The National Federation of Young Farmers' Clubs is a rural youth organisation in the United Kingdom. The Federation covers various Young Farmers' Clubs (YFCs) throughout England and Wales, helping support young people in agriculture and the countryside. It does not include YFCs from Scotland or Ireland.

The first Young Farmers' Club opened in 1921 in Hemyock, Devon, where the United Dairies milk factory set children of the area's milk producers the task of calf rearing, with competitions and prizes for those achieving the highest standards.

Over the next decade more clubs opened to provide agricultural education, with the focus on the keeping of growing and living things including calves, pigs, poultry, bees and gardens.
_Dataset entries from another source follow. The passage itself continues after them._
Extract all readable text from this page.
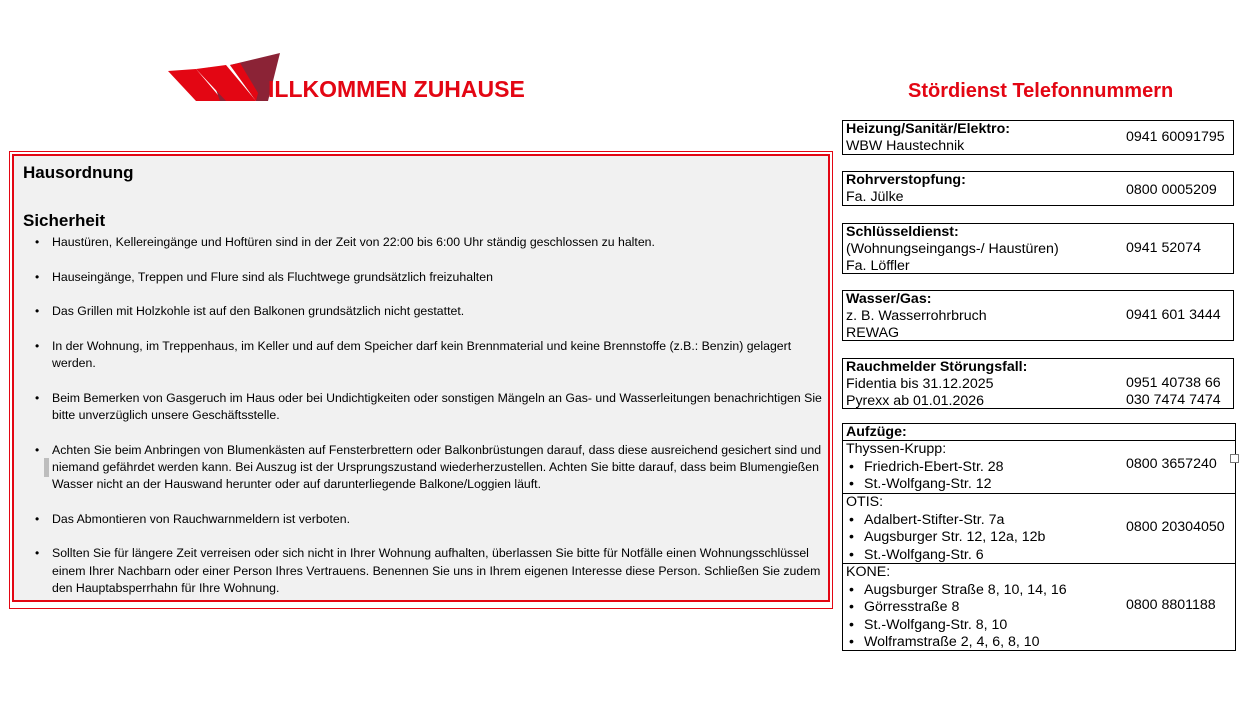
ILLKOMMEN ZUHAUSE
Hausordnung
Sicherheit
• Haustüren, Kellereingänge und Hoftüren sind in der Zeit von 22:00 bis 6:00 Uhr ständig geschlossen zu halten.
• Hauseingänge, Treppen und Flure sind als Fluchtwege grundsätzlich freizuhalten
• Das Grillen mit Holzkohle ist auf den Balkonen grundsätzlich nicht gestattet.
• In der Wohnung, im Treppenhaus, im Keller und auf dem Speicher darf kein Brennmaterial und keine Brennstoffe (z.B.: Benzin) gelagert werden.
• Beim Bemerken von Gasgeruch im Haus oder bei Undichtigkeiten oder sonstigen Mängeln an Gas- und Wasserleitungen benachrichtigen Sie bitte unverzüglich unsere Geschäftsstelle.
• Achten Sie beim Anbringen von Blumenkästen auf Fensterbrettern oder Balkonbrüstungen darauf, dass diese ausreichend gesichert sind und niemand gefährdet werden kann. Bei Auszug ist der Ursprungszustand wiederherzustellen. Achten Sie bitte darauf, dass beim Blumengießen Wasser nicht an der Hauswand herunter oder auf darunterliegende Balkone/Loggien läuft.
• Das Abmontieren von Rauchwarnmeldern ist verboten.
• Sollten Sie für längere Zeit verreisen oder sich nicht in Ihrer Wohnung aufhalten, überlassen Sie bitte für Notfälle einen Wohnungsschlüssel einem Ihrer Nachbarn oder einer Person Ihres Vertrauens. Benennen Sie uns in Ihrem eigenen Interesse diese Person. Schließen Sie zudem den Hauptabsperrhahn für Ihre Wohnung.
Stördienst Telefonnummern
Heizung/Sanitär/Elektro:
WBW Haustechnik
0941 60091795
Rohrverstopfung:
Fa. Jülke	0800 0005209
Schlüsseldienst:
(Wohnungseingangs-/ Haustüren)
Fa. Löffler
0941 52074
Wasser/Gas:
z. B. Wasserrohrbruch
REWAG
0941 601 3444
Rauchmelder Störungsfall:
Fidentia bis 31.12.2025
Pyrexx ab 01.01.2026
0951 40738 66
030 7474 7474
Aufzüge:
Thyssen-Krupp:
• Friedrich-Ebert-Str. 28
• St.-Wolfgang-Str. 12
0800 3657240
OTIS:
• Adalbert-Stifter-Str. 7a
• Augsburger Str. 12, 12a, 12b
• St.-Wolfgang-Str. 6
0800 20304050
KONE:
• Augsburger Straße 8, 10, 14, 16
• Görresstraße 8
• St.-Wolfgang-Str. 8, 10
• Wolframstraße 2, 4, 6, 8, 10
0800 8801188
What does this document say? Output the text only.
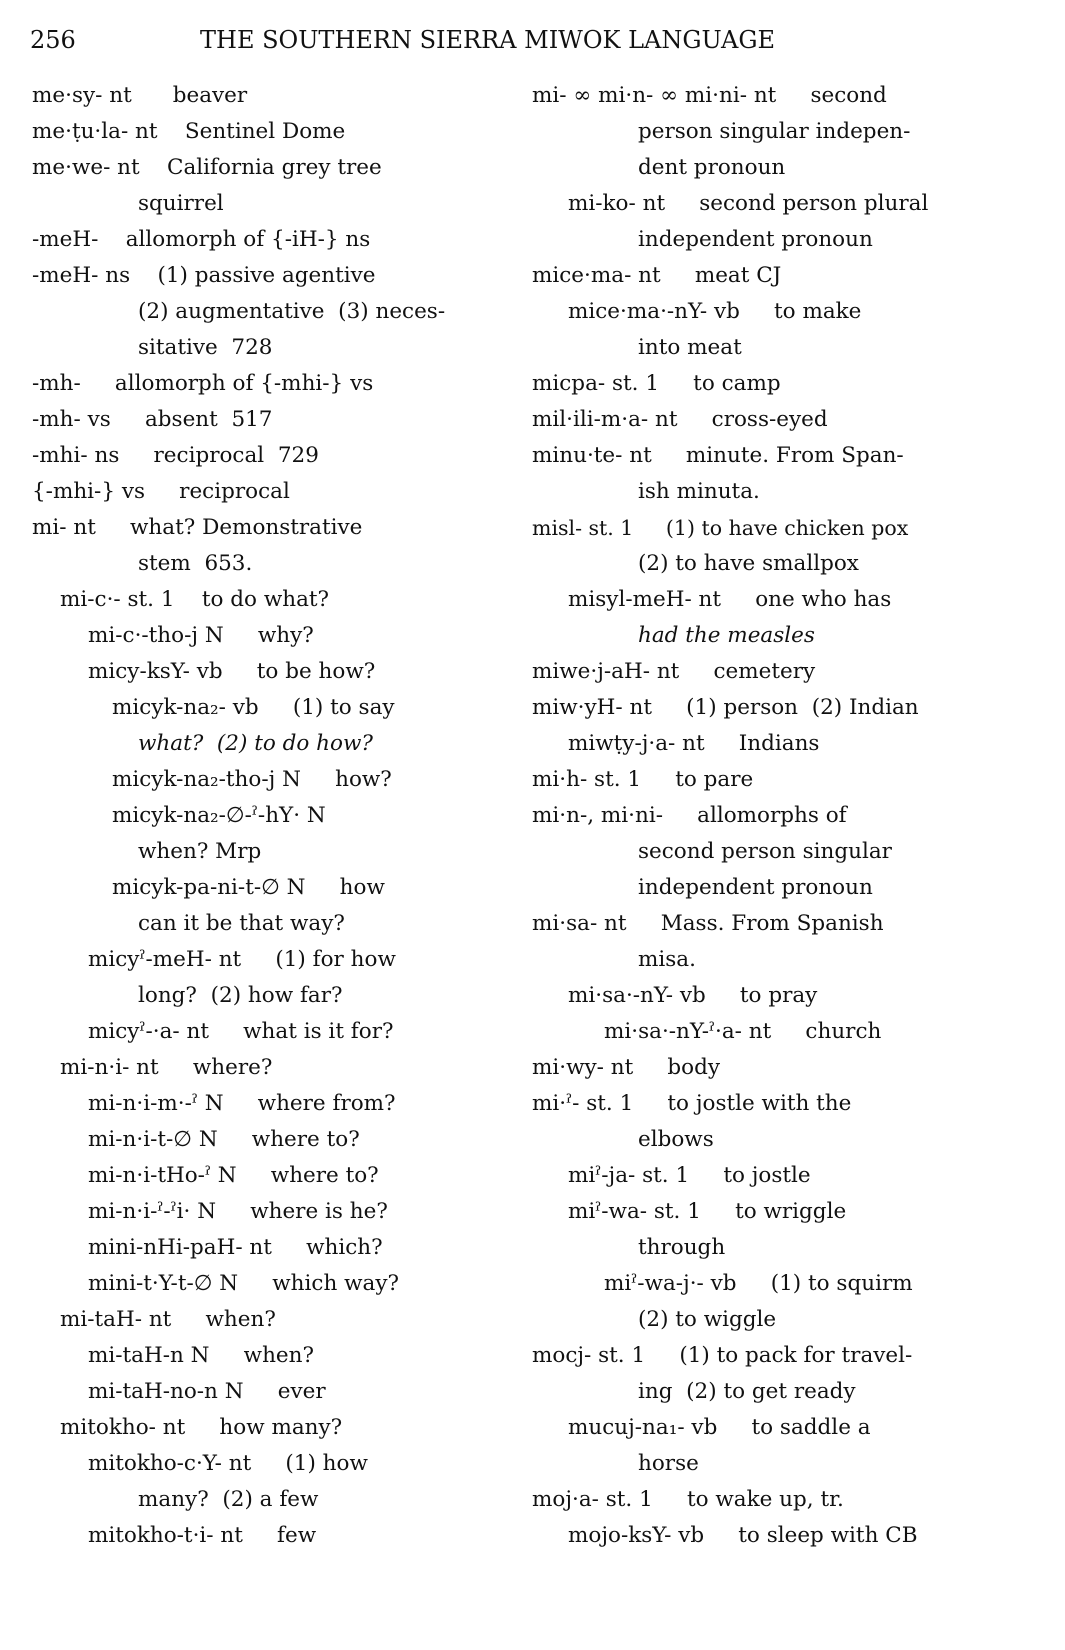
256	THE SOUTHERN SIERRA MIWOK LANGUAGE
me·sy- nt      beaver
me·ṭu·la- nt    Sentinel Dome
me·we- nt    California grey tree
squirrel
-meH-    allomorph of {-iH-} ns
-meH- ns    (1) passive agentive
(2) augmentative  (3) neces-
sitative  728
-mh-     allomorph of {-mhi-} vs
-mh- vs     absent  517
-mhi- ns     reciprocal  729
{-mhi-} vs     reciprocal
mi- nt     what? Demonstrative
stem  653.
mi-c·- st. 1    to do what?
mi-c·-tho-j N     why?
micy-ksY- vb     to be how?
micyk-na₂- vb     (1) to say
what?  (2) to do how?
micyk-na₂-tho-j N     how?
micyk-na₂-∅-ˀ-hY· N
when? Mrp
micyk-pa-ni-t-∅ N     how
can it be that way?
micyˀ-meH- nt     (1) for how
long?  (2) how far?
micyˀ-·a- nt     what is it for?
mi-n·i- nt     where?
mi-n·i-m·-ˀ N     where from?
mi-n·i-t-∅ N     where to?
mi-n·i-tHo-ˀ N     where to?
mi-n·i-ˀ-ˀi· N     where is he?
mini-nHi-paH- nt     which?
mini-t·Y-t-∅ N     which way?
mi-taH- nt     when?
mi-taH-n N     when?
mi-taH-no-n N     ever
mitokho- nt     how many?
mitokho-c·Y- nt     (1) how
many?  (2) a few
mitokho-t·i- nt     few
mi- ∞ mi·n- ∞ mi·ni- nt     second
person singular indepen-
dent pronoun
mi-ko- nt     second person plural
independent pronoun
mice·ma- nt     meat CJ
mice·ma·-nY- vb     to make
into meat
micpa- st. 1     to camp
mil·ili-m·a- nt     cross-eyed
minu·te- nt     minute. From Span-
ish minuta.
misl- st. 1     (1) to have chicken pox
(2) to have smallpox
misyl-meH- nt     one who has
had the measles
miwe·j-aH- nt     cemetery
miw·yH- nt     (1) person  (2) Indian
miwṭy-j·a- nt     Indians
mi·h- st. 1     to pare
mi·n-, mi·ni-     allomorphs of
second person singular
independent pronoun
mi·sa- nt     Mass. From Spanish
misa.
mi·sa·-nY- vb     to pray
mi·sa·-nY-ˀ·a- nt     church
mi·wy- nt     body
mi·ˀ- st. 1     to jostle with the
elbows
miˀ-ja- st. 1     to jostle
miˀ-wa- st. 1     to wriggle
through
miˀ-wa-j·- vb     (1) to squirm
(2) to wiggle
mocj- st. 1     (1) to pack for travel-
ing  (2) to get ready
mucuj-na₁- vb     to saddle a
horse
moj·a- st. 1     to wake up, tr.
mojo-ksY- vb     to sleep with CB
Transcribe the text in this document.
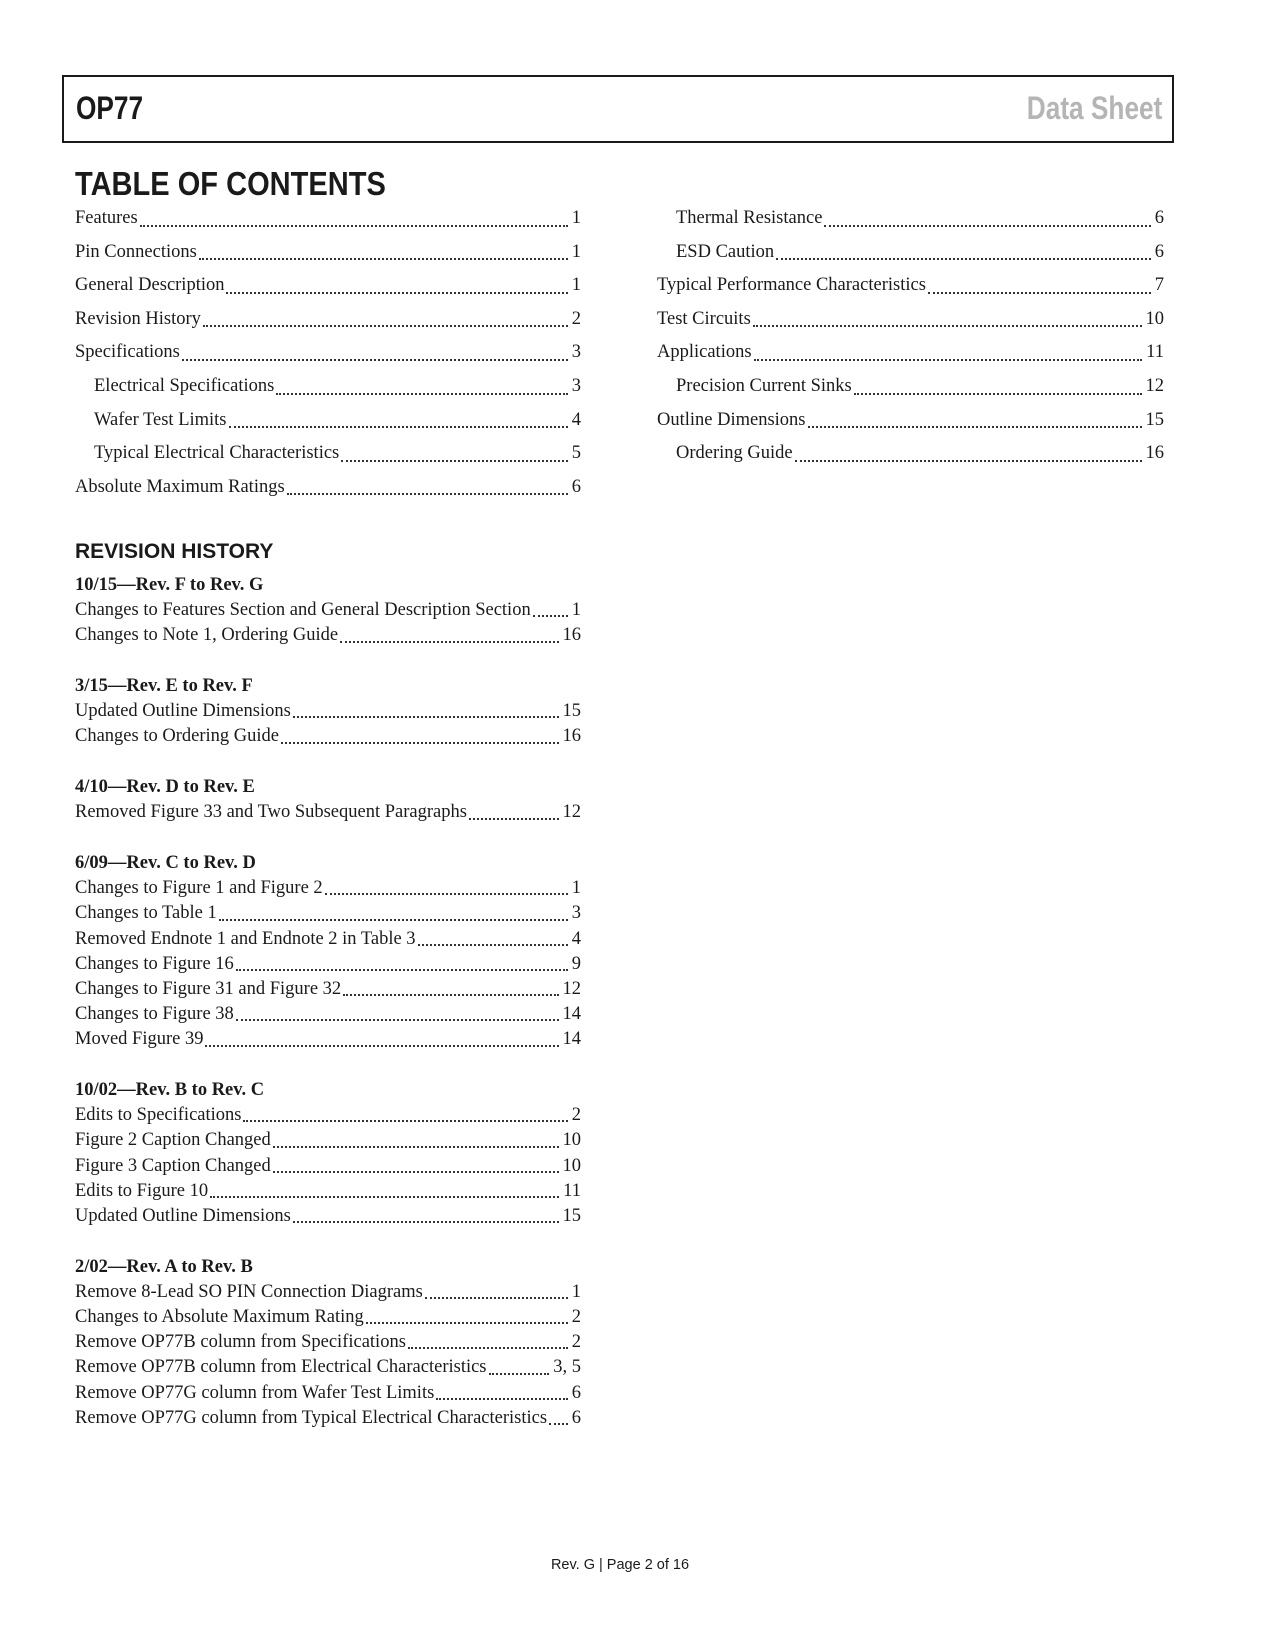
OP77	Data Sheet
TABLE OF CONTENTS
Features	1
Pin Connections	1
General Description	1
Revision History	2
Specifications	3
Electrical Specifications	3
Wafer Test Limits	4
Typical Electrical Characteristics	5
Absolute Maximum Ratings	6
Thermal Resistance	6
ESD Caution	6
Typical Performance Characteristics	7
Test Circuits	10
Applications	11
Precision Current Sinks	12
Outline Dimensions	15
Ordering Guide	16
REVISION HISTORY
10/15—Rev. F to Rev. G
Changes to Features Section and General Description Section 1
Changes to Note 1, Ordering Guide	16
3/15—Rev. E to Rev. F
Updated Outline Dimensions	15
Changes to Ordering Guide	16
4/10—Rev. D to Rev. E
Removed Figure 33 and Two Subsequent Paragraphs	12
6/09—Rev. C to Rev. D
Changes to Figure 1 and Figure 2	1
Changes to Table 1	3
Removed Endnote 1 and Endnote 2 in Table 3	4
Changes to Figure 16	9
Changes to Figure 31 and Figure 32	12
Changes to Figure 38	14
Moved Figure 39	14
10/02—Rev. B to Rev. C
Edits to Specifications	2
Figure 2 Caption Changed	10
Figure 3 Caption Changed	10
Edits to Figure 10	11
Updated Outline Dimensions	15
2/02—Rev. A to Rev. B
Remove 8-Lead SO PIN Connection Diagrams	1
Changes to Absolute Maximum Rating	2
Remove OP77B column from Specifications	2
Remove OP77B column from Electrical Characteristics	3, 5
Remove OP77G column from Wafer Test Limits	6
Remove OP77G column from Typical Electrical Characteristics 6
Rev. G | Page 2 of 16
After the death of one of YFC's original founders and greatest inspirations, Lord Northcliffe, in 1922 the Ministry of Agriculture took on development of the organisation. But within six years it was proving difficult for it to offer the type of help needed by the members to organise the 50 clubs or offer guidance on the rural social role Young Farmers' Clubs were assuming.

Membership is steadily increasing and there is a significant increase in the number of junior members joining the organisation.

=== UK Youth Climate Coalition ===

The UK Youth Climate Coalition describes its mission is to "mobilise and empower young people to take positive action for global climate justice". It describes its values as "amplifying youth voices, systemic change, non-violence, transparency, anti-oppression, inclusivity, diversity and independence."